UNDERSTANDING NON-ECONOMIC DAMAGES
When an injured victim who needs medical care “wins” the case and obtains compensation, where does the money go?
When a jury awards compensation to cover a victims’ medical expenses, the money does not go to the victim at all. It goes to health care providers to pay for the medical care the patient did not need until the person was injured. In other words, fully paying for all medical care means fully compensating the medical industry for the treatment of the injuries that sometimes, as in the case of medical malpractice, the industry itself has inflicted.
What is the discriminatory impact of limiting non-economic damages and paying only full economic damages?
In most cases, lost earnings make up the largest part of the economic damages that go directly to the injured victim. Essentially, then, limiting non-economic damages results in valuing the destruction of an individual’s life based on what that person would have earned in the marketplace but for the injury. The lives of low wage earners, children, seniors, and women who do not work outside the home, are thus deemed worth less than the life of businessmen. Capping non-economic damages would promote a kind of caste system by branding entire classes of low- or non-earners in our society as worth less than their wealthier counterparts.
Basing the value of someone’s life on what they could earn in the marketplace says to seniors, for example, that despite having spent their lives paying their dues and playing by the rules, now, due to the negligence of a wrongdoer, they have lost what their years have earned them: the prospect of an enjoyable, vigorous and happy old age. Is a stay-at-home mom less valuable than a mother who goes to work in an office? There is more to a human being than the amount of that person’s weekly paycheck.

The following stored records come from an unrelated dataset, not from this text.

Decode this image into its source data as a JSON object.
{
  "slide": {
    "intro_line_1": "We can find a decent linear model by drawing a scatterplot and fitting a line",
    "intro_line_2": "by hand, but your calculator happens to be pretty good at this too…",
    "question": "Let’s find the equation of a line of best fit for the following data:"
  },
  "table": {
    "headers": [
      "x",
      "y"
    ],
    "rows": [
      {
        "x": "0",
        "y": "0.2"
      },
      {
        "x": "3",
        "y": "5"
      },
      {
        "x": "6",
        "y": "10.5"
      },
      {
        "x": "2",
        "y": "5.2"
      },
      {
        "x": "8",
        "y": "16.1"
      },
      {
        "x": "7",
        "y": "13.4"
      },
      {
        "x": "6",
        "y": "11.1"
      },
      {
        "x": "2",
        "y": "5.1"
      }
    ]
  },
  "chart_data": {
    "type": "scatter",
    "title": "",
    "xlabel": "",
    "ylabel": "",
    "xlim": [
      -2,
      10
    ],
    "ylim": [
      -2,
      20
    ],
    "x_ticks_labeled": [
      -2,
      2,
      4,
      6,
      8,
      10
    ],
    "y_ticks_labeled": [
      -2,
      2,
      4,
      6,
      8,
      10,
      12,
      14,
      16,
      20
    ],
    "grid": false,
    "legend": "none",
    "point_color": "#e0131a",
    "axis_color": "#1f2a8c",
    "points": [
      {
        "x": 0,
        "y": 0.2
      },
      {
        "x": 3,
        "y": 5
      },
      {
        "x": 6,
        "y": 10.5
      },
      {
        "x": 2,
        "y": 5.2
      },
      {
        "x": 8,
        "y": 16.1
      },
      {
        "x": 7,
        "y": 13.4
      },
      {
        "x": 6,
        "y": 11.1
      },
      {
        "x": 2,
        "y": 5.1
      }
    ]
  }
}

What kinds of injuries do non-economic damages compensate for and why are non-economic damages so important?
The joy of life - what makes it really worth living - is not the earning of money to pay to others for life’s necessities. When a person is seriously injured, the greatest loss is the loss of the enjoyment of life, the pleasure, the satisfaction or the utility that human beings derive from life, separate and apart from earnings. These are non-economic injuries.
What is truly valuable to us as human beings is our ability to live life on a daily basis free of any debilitating physical or emotional problems that diminish our capacity to enjoy life and compromise our sense of self-worth, dignity, and integrity.
The pleasure of living lies in our ability to participate fully in the give and take of marriage, family and career. It lies in our experience of the ordinary day: waking up without pain; drinking a cup of coffee without someone’s help; dressing a child in mismatched clothes that she insists on wearing, rather than have that child dress you; walking to the bus stop or subway in the brisk air, rather than being wheeled to a lift van; accomplishing a job well done at work, rather than being limited to a make-work project for the disabled; deciding what to make for dinner and preparing it; these and thousands of everyday things are what we live for.
In addition to physical pain and suffering, the seriously injured victim suffers great mental anguish, anxiety and often shame at being transposed from an able-bodied working person respected for his or her accomplishments and contributions to others to an individual who is dependent on others. A seriously injured person is compromised in his or her ability to make decisions and realize them, to take independent action, and to reciprocate when someone helps them. A seriously injured person is also deprived of the pleasure of engaging as equals with other people, including family members, or participating in athletic activities, social and civic events, hobbies, volunteer activities and other interpersonal interactions.
These are sufferings which seriously injured people encounter each time they attempt to perform any of the myriad tasks of daily life the rest of us take for granted. This is the loss that the law describes as “non-noneconomic,” and which goes to the very essence of our quality of life.